Despite the tragedy, however, memories of Derek Ho brought joy to his friends.
“He always had a smile and he was so happy,” Doerner said. “Derek — he was the smallest guy in the lineup that got all the waves except Gerry Lopez or Mike Ho.”
“I always think of Derek and laugh because he just challenged and sought perfection,” Keaulana said. “I seen him surf the best in Tahiti, the best at Pipe, the West Side — just pure enjoyment when he’s in the water. When he’s in the ocean, he’s just enjoying life.”
That’s how he’ll remember Ho, Keaulana added.
“I knew Derek as a little (one), way younger than me,” said Keone Downing, 66, whose father, big-wave pioneer George Downing, assigned him to look after Michael Ho, at 13 the youngest member of the Hawaii team at the 1972 IPS world championship contest in San Diego, which was won by Hawaii surfer Jimmy Blears.
“Michael and Derek were both invited to surf in the Duke Kahanamoku Surfing Classic and the Quiksilver in Memory of Eddie Aikau (at Waimea Bay),” said Downing. “Derek basically was first the Hawaiian world champion in the modern competition structure, under the Association of Professional Surfing (now the World Surf League).” He noted the IPS competition was “really just an amateur contest because professionalism was in its infancy and it was more about teams representing countries, like the Olympics, basically.”
Downing celebrated Ho as continuing and handing down a tradition and legacy that had shaped him.
“The heritage and the lineage he came from was that of a true Hawaiian waterman, from his father, his brother, his sisters, the waterman aspect has run deep within their family and now continues with his niece Coco Ho and nephew Mason Ho (Michael’s children and professional surfers).”
“He was ‘Uncle’, but he was extraordinary,” Coco Ho said of Derek Ho. “He competed and walked through life with a super strong soul.”
Her uncle’s love and admiration for her father, his older brother, was reciprocal, she added.
“Dad coached me with examples of Uncle Derek,” said the young North Shore native and veteran of the women’s world championship tour. “When I look at photos of him I see our family’s rock, I see a hero.”
“Every time I saw my Uncle Derek it would light up my day like nobody else,” said her brother Mason Ho. “He always has this really comforting and empowering energy that would make me smile and feel like a super hero.”
Favorite memories of his uncle, Ho said, included days at Pipeline “where all us young men are waiting for the perfect time to paddle out, thinking it’s too big or not perfect. Uncle Derek would walk right past everybody with a smile and paddle out no matter what.

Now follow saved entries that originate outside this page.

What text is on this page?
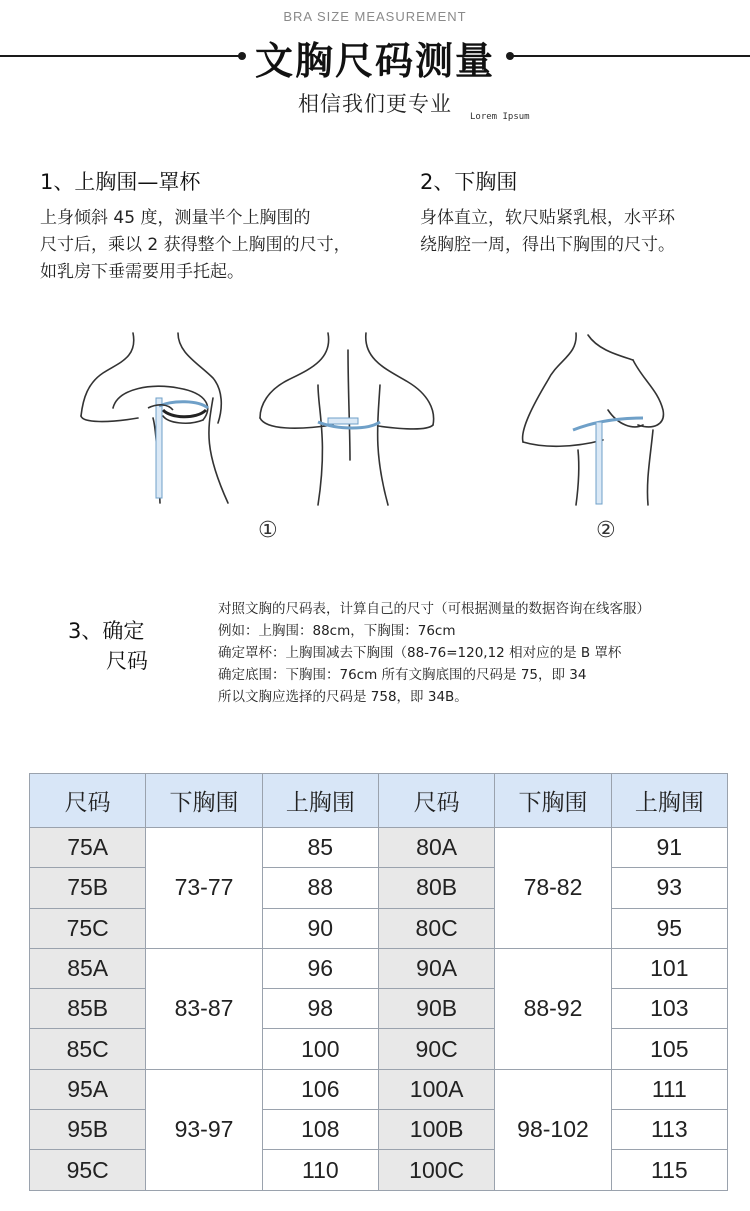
BRA SIZE MEASUREMENT
文胸尺码测量
相信我们更专业
Lorem Ipsum
1、上胸围—罩杯
上身倾斜 45 度，测量半个上胸围的
尺寸后，乘以 2 获得整个上胸围的尺寸，
如乳房下垂需要用手托起。
2、下胸围
身体直立，软尺贴紧乳根，水平环
绕胸腔一周，得出下胸围的尺寸。
①	②
3、确定
尺码
对照文胸的尺码表，计算自己的尺寸（可根据测量的数据咨询在线客服）
例如：上胸围：88cm，下胸围：76cm
确定罩杯：上胸围减去下胸围（88-76=120,12 相对应的是 B 罩杯
确定底围：下胸围：76cm 所有文胸底围的尺码是 75，即 34
所以文胸应选择的尺码是 758，即 34B。
尺码	下胸围	上胸围	尺码	下胸围	上胸围
75A	73-77	85	80A	78-82	91
75B		88	80B		93
75C		90	80C		95
85A	83-87	96	90A	88-92	101
85B		98	90B		103
85C		100	90C		105
95A	93-97	106	100A	98-102	111
95B		108	100B		113
95C		110	100C		115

“After that we’d follow him out because everybody knows he’s the master. We’d all end up getting the best waves of our lives.”
Reflecting on his family’s tradition of excellence in ocean sports, “We appreciate it, and we don’t take it for granted,” Derek Ho said in the 2007 Advertiser interview.
Lopez lauded his friend’s “Hawaiian local boy heritage and sensibility” and said the word that most signified Derek Ho was “enduring.”
Services are pending. In addition to his brother, Michael, Derek Ho is survived by his mother, Joeine; his wife, Tanya Ho; children Kiana and Makoa Ho; sisters Debra, Maryann and Kuumomi Ho; and grandchildren, nephews and nieces.
Correction: Before the world championship became a professional tour and was a single contest open to anyone, Hawaii had two world champs: Fred Hemmings in 1968 and Jimmy Blears in 1972. However, Derek Ho was Hawaii’s first professional world surfing champion. An earlier headline for this story said Ho was Hawaii’s first surfing champ[ion.